The problem with this argument is that WinRT will never even get "out of the starting gate" if the first devices are so grossly overpriced. This isn't a new market; Microsoft has to compete with Apple and Google, both of which have substantial installed bases. Apple, in particular, already has the premium tablet market sewn up, while Google's Android is found on a very wide array of devices and can be implemented at a very low price due to lack of licensing costs.
Microsoft has to seriously consider, from the customer's perspective, why anyone would choose a WinRT tablet over an iPad 3. The iPad 3 is $629 for the least expensive model with 3G/4G capability. WinRT tablets are going to be considerably more expensive. The iPad 3 has a premium name, massive installed software base, and Retina Display. The WinRT tablet won't have any of these things. What's more, you will get some customers who think because it's called "Windows 8" that it can run normal Windows software, and they aren't going to be very happy when they find out that this is not true.
The whole Windows 8 project is shaping up to be a failure greater even than Vista.
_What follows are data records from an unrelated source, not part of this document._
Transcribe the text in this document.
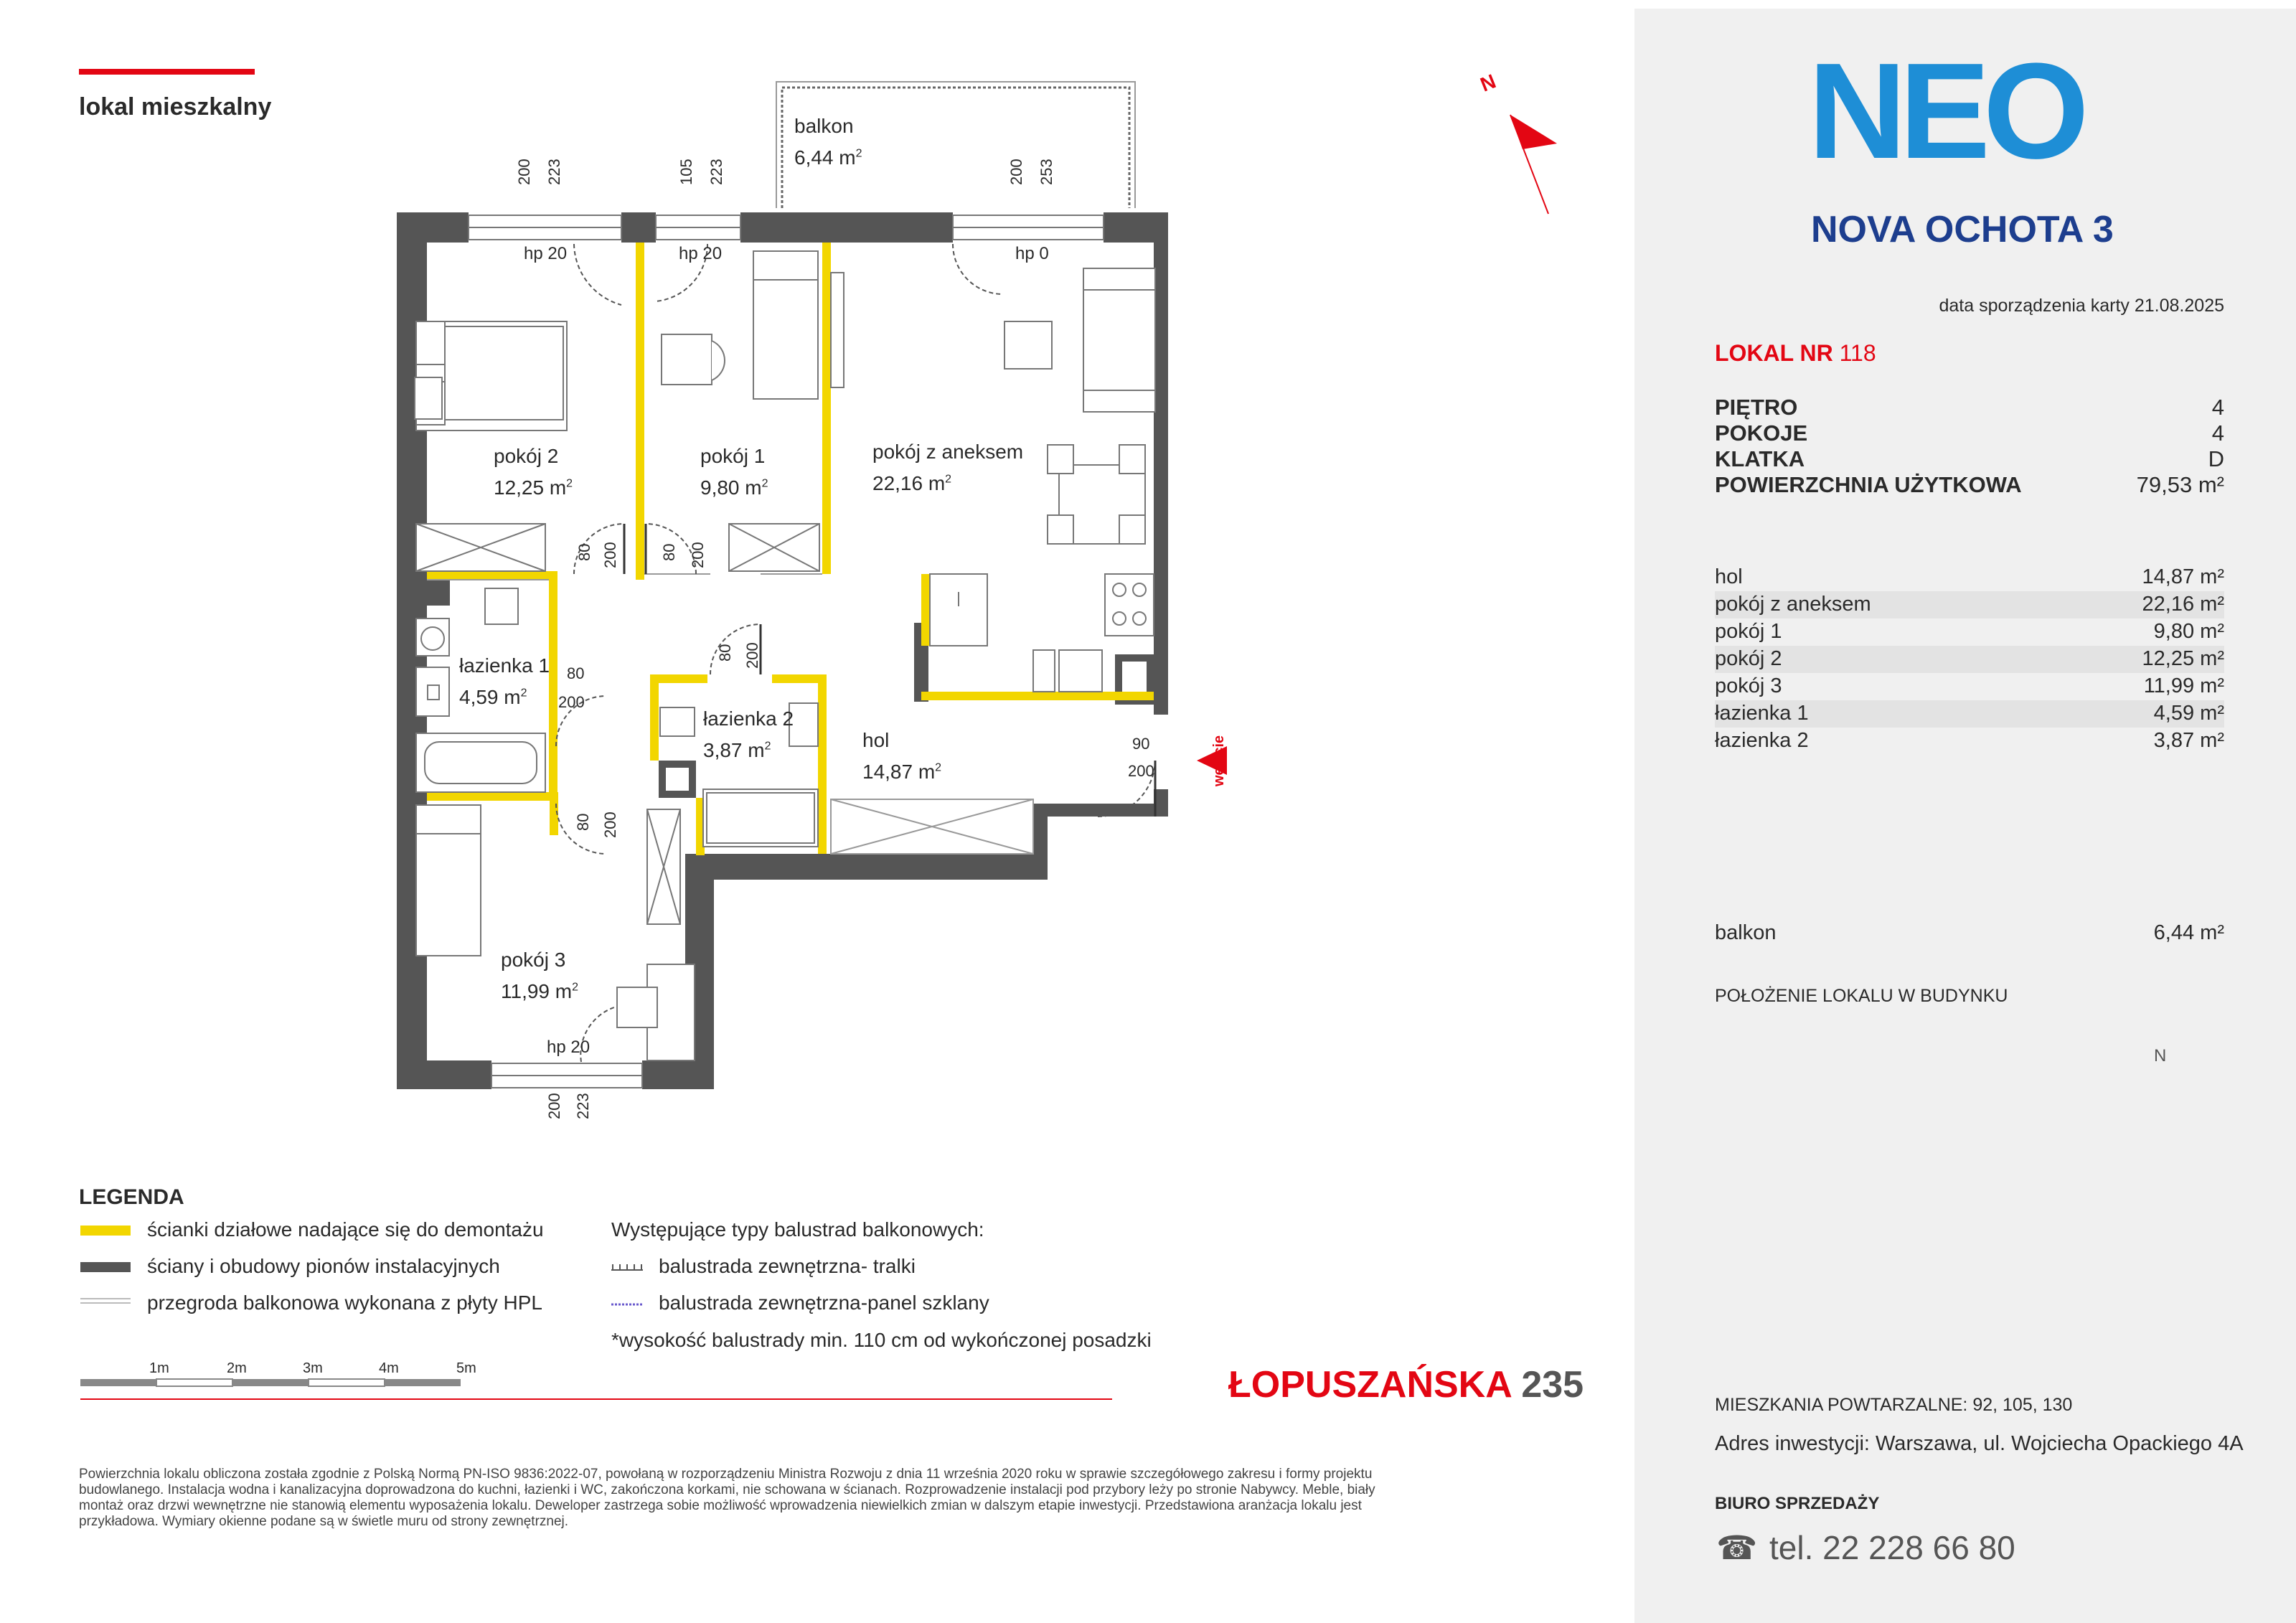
lokal mieszkalny
balkon
6,44 $m^2$
pokój 2
12,25 $m^2$
pokój 1
9,80 $m^2$
pokój z aneksem
22,16 $m^2$
łazienka 1
4,59 $m^2$
łazienka 2
3,87 $m^2$	hol
14,87 $m^2$
pokój 3
11,99 $m^2$
hp 20	hp 20	hp 0
hp 20
200 223	105 223	200 253
200 223
80 200	80 200
80 200
80
200
80 200
90
200
N
wejście
LEGENDA
ścianki działowe nadające się do demontażu
ściany i obudowy pionów instalacyjnych
przegroda balkonowa wykonana z płyty HPL
Występujące typy balustrad balkonowych:
balustrada zewnętrzna- tralki
balustrada zewnętrzna-panel szklany
*wysokość balustrady min. 110 cm od wykończonej posadzki
1m	2m	3m	4m	5m	ŁOPUSZAŃSKA 235
Powierzchnia lokalu obliczona została zgodnie z Polską Normą PN-ISO 9836:2022-07, powołaną w rozporządzeniu Ministra Rozwoju z dnia 11 września 2020 roku w sprawie szczegółowego zakresu i formy projektu
budowlanego. Instalacja wodna i kanalizacyjna doprowadzona do kuchni, łazienki i WC, zakończona korkami, nie schowana w ścianach. Rozprowadzenie instalacji pod przybory leży po stronie Nabywcy. Meble, biały
montaż oraz drzwi wewnętrzne nie stanowią elementu wyposażenia lokalu. Deweloper zastrzega sobie możliwość wprowadzenia niewielkich zmian w dalszym etapie inwestycji. Przedstawiona aranżacja lokalu jest
przykładowa. Wymiary okienne podane są w świetle muru od strony zewnętrznej.
NEO
NOVA OCHOTA 3
data sporządzenia karty 21.08.2025
LOKAL NR 118
PIĘTRO	4
POKOJE	4
KLATKA	D
POWIERZCHNIA UŻYTKOWA	79,53 m²
hol	14,87 m²
pokój z aneksem	22,16 m²
pokój 1	9,80 m²
pokój 2	12,25 m²
pokój 3	11,99 m²
łazienka 1	4,59 m²
łazienka 2	3,87 m²
balkon	6,44 m²
POŁOŻENIE LOKALU W BUDYNKU
N
MIESZKANIA POWTARZALNE: 92, 105, 130
Adres inwestycji: Warszawa, ul. Wojciecha Opackiego 4A
BIURO SPRZEDAŻY
☎ tel. 22 228 66 80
So they're basically screwing up the desktop experience on Windows 8 in favor of tablets and smartphones, and on top of that they're pricing it so high that it won't have any reasonable chance of success in the market they want.
I'm betting that Steve Ballmer will be out the door by the time all this is over.
Apple has abandoned Classic and Rosetta so now there is a tremendous amount of software, and the data accessed by said software, that can't run on the new machines.
If you cared about legacy support you should have gone with Microsoft instead.